Explore Western Australia

Explore Western Australia

Wednesday, 7 January 2015

Paddy Hannan's Statue - Kalgoorlie, Western Australia

- Patrick Hannan (known affectionately as Paddy Hannan) was born in county Clare, Ireland in 1843.

In 1893 Paddy Hannan discovered gold at Mt Charlotte in Kalgoorlie, starting the greatest gold rush in Western Australia's history.

- At the age of 20 he came to Australia and worked for some years on various gold diggings at Ballarat and Bendigo. He then mined in New Zealand for years, returning to Australia to prospect in New South Wales and Southern Cross. Today, there is a shaft a little distance out of Southern Cross which is known as Paddy Hannan’s Shaft.
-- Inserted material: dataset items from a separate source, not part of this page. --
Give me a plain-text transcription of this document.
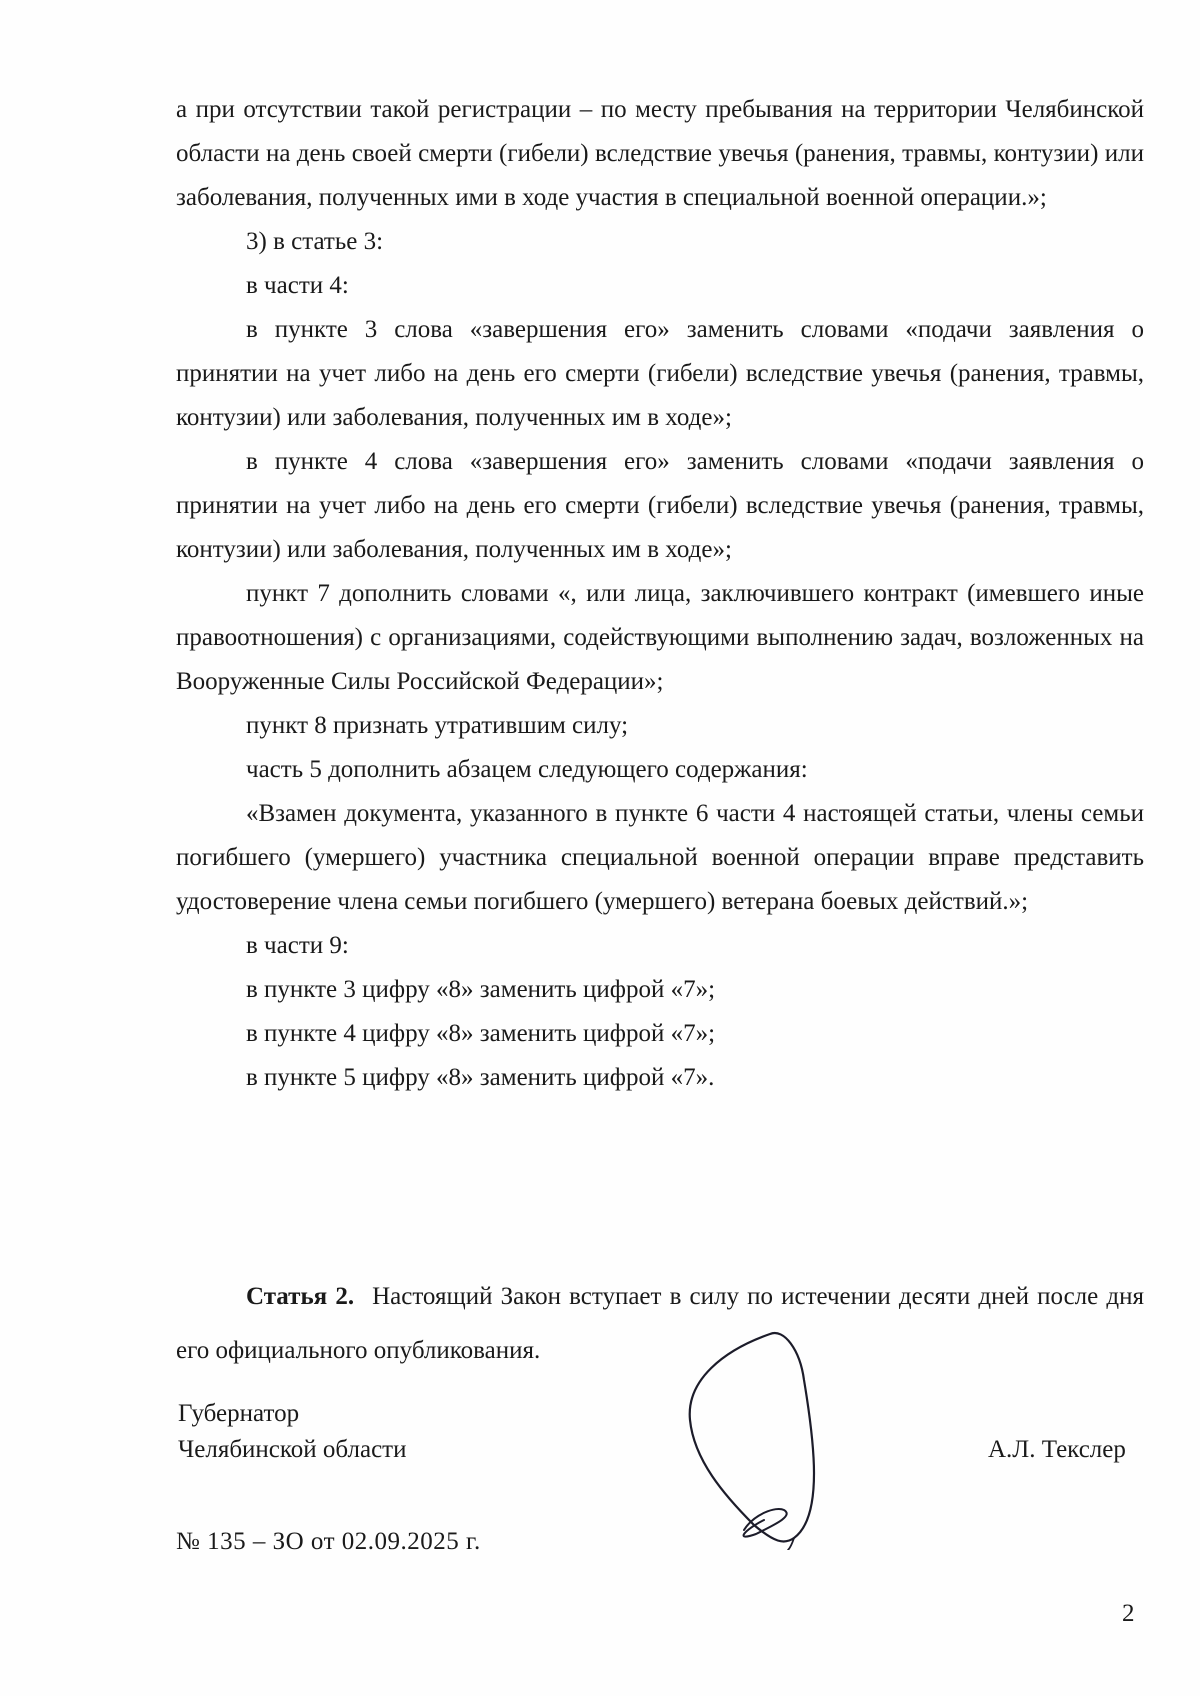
а при отсутствии такой регистрации – по месту пребывания на территории Челябинской области на день своей смерти (гибели) вследствие увечья (ранения, травмы, контузии) или заболевания, полученных ими в ходе участия в специальной военной операции.»;

3) в статье 3:

в части 4:

в пункте 3 слова «завершения его» заменить словами «подачи заявления о принятии на учет либо на день его смерти (гибели) вследствие увечья (ранения, травмы, контузии) или заболевания, полученных им в ходе»;

в пункте 4 слова «завершения его» заменить словами «подачи заявления о принятии на учет либо на день его смерти (гибели) вследствие увечья (ранения, травмы, контузии) или заболевания, полученных им в ходе»;

пункт 7 дополнить словами «, или лица, заключившего контракт (имевшего иные правоотношения) с организациями, содействующими выполнению задач, возложенных на Вооруженные Силы Российской Федерации»;

пункт 8 признать утратившим силу;

часть 5 дополнить абзацем следующего содержания:

«Взамен документа, указанного в пункте 6 части 4 настоящей статьи, члены семьи погибшего (умершего) участника специальной военной операции вправе представить удостоверение члена семьи погибшего (умершего) ветерана боевых действий.»;

в части 9:

в пункте 3 цифру «8» заменить цифрой «7»;

в пункте 4 цифру «8» заменить цифрой «7»;

в пункте 5 цифру «8» заменить цифрой «7».

Статья 2. Настоящий Закон вступает в силу по истечении десяти дней после дня его официального опубликования.

Губернатор
Челябинской области	А.Л. Текслер
№ 135 – ЗО от 02.09.2025 г.
2
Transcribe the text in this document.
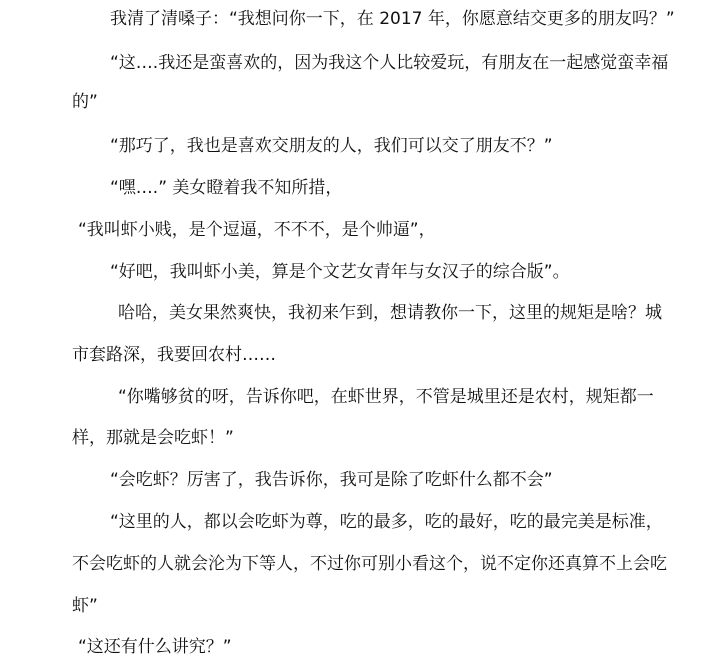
我清了清嗓子：“我想问你一下，在 2017 年，你愿意结交更多的朋友吗？”
“这….我还是蛮喜欢的，因为我这个人比较爱玩，有朋友在一起感觉蛮幸福
的”
“那巧了，我也是喜欢交朋友的人，我们可以交了朋友不？”
“嘿….” 美女瞪着我不知所措，
“我叫虾小贱，是个逗逼，不不不，是个帅逼”，
“好吧，我叫虾小美，算是个文艺女青年与女汉子的综合版”。
哈哈，美女果然爽快，我初来乍到，想请教你一下，这里的规矩是啥？城
市套路深，我要回农村……
“你嘴够贫的呀，告诉你吧，在虾世界，不管是城里还是农村，规矩都一
样，那就是会吃虾！”
“会吃虾？厉害了，我告诉你，我可是除了吃虾什么都不会”
“这里的人，都以会吃虾为尊，吃的最多，吃的最好，吃的最完美是标准，
不会吃虾的人就会沦为下等人，不过你可别小看这个，说不定你还真算不上会吃
虾”
“这还有什么讲究？”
- When Bayley and Ford found and reported their rich discovery at Coolgardie on September 17 1892, Hannan and his friend, Tom Flanagan, travelled to the new find and took up claims on one of the gullies of Coolgardie. This venture was not very successful.

- In June 1893, news of the Mt Youle rush resulted in a general exodus from Coolgardie. Included in this were Hannan, Flanagan and Daniel Shea.

- At a point 25 miles to the east they were delayed, and during their enforced stay they found gold in the small gullies close to the findings which are now called Mt Charlotte, Hannan’s Hill and Mt Gledden.

- On the 17 June, Hannan rode back to Coolgardie to register the new find and to apply for a reward claim, taking with him about 100 ounces of gold nuggets.

- His arrival at Coolgardie caused intense excitement and nearly the entire population of the town packed up to move to the new find. It was not thought to be much at first, but things improved a great deal after discoveries were made a mile or so further south.

- Neither Hannan nor his friends made very much out of their discovery and Paddy, needing a holiday badly, left the area in 1894.

- When he returned in 1897, Kalgoorlie had become a very busy bustling place and he found himself very warmly welcomed by the people of the town. A function was arranged, a tree planted near the site of his first find and he was granted a Government payment of three pounds a week for a number of years. The original tree has not survived but the latest replacement was planted in 1993, on the centenary of Paddy’s discovery.

- After some years in Western Australia, Paddy retired to Victoria and died at Brunswick on November 4 1925, at the age of 82 years. He is buried at Melbourne Cemetery.

A familiar sight to visitors of Kalgoorlie is the bronze commemorative statue of Paddy Hannan.